Hi, I am very interested in getting into the OPCMIA union as a Cement Finisher. I did some pre-apprentice training at a Job Corps but left because it was not a good place to learn and was aimed at younger kids, rather than adults.

anyway, I have basic knowledge of form setting/building, mixing, placing, finishing(colored,texture,exposed aggregate and so on) etc and a passion to learn more about concrete work.

The thing that I didn't get is that the instructor there is saying that I can't get into the union unless I go through them first and basically already a master of my trade, which seems bogus to me. I admit I know little of how the union actually works and so I am here to ask you guys/gals for professional advice on getting in the union.

as i've said I have pretty good knowledge of the trade and know when/how to use my hand tools and some power tools(power screeds/trowels, jackhammer, etc) so I should be in pretty good standing already, I am correct or do I need to be non-union for years before they accept me?

anyway any advice would be greatly appreciated.

Thanks in advance,
Michael


----------



## snapper21 (Mar 13, 2006)

Different unions have different ways. I can't speak for your local, but most locals around here are totally different than he suggested. You sign into the union and it's sort of like a temp agency.
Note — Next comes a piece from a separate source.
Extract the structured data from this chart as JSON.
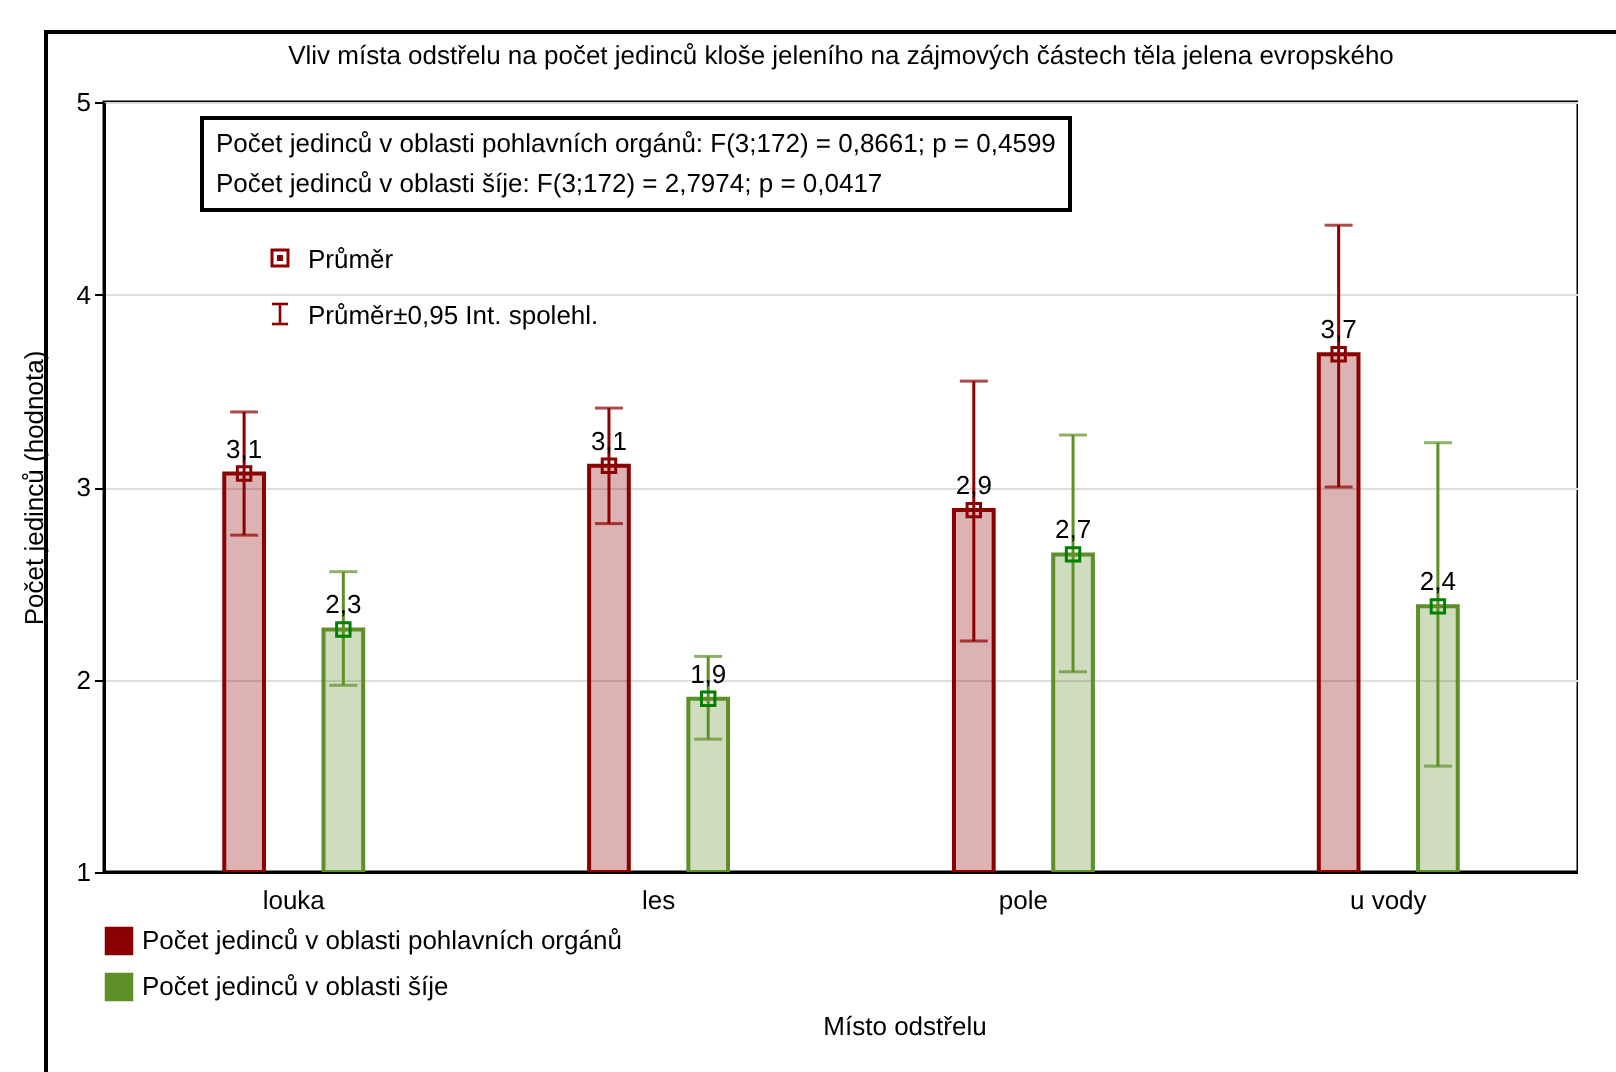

They send you out to jobsites and you learn the trade as you go under site mentors, or whoever you get stuck with. After a probationary period you can buy into school. There is where you work for your "apprentice", "journeyman", whatever your trade requires as a start. This is done after your work day at union hall. Last I had someone I know work out of union was in 88, but I don't think it's changed much, other than the fact you need to know spanish to talk to anyone there. 
I work for the local 689 amalgamated transit union, which is specific to the "transit" industry. Look into the transit in your area. It is, to say the least, easier than taking tickets at the ferris wheel, and the pay is beyond most carpenters, masons in the feild. Benefits beat all too. Out of 20 or more carpenters I can put together a crew of 3 or 4 that will frame walls without constant supervision. Go to the union hall in your area and ask, or look them up on google. I don't know if I'm buying that guys talk.


----------



## Spieluhr (Aug 12, 2006)

Yeah, that's kind of how I thought it worked. I'll check out my local union(Local 514, Detroit) and see. The transit union sounds nice too, but I love working with concrete, But I will keep that in mind also.

Thanks for your help


----------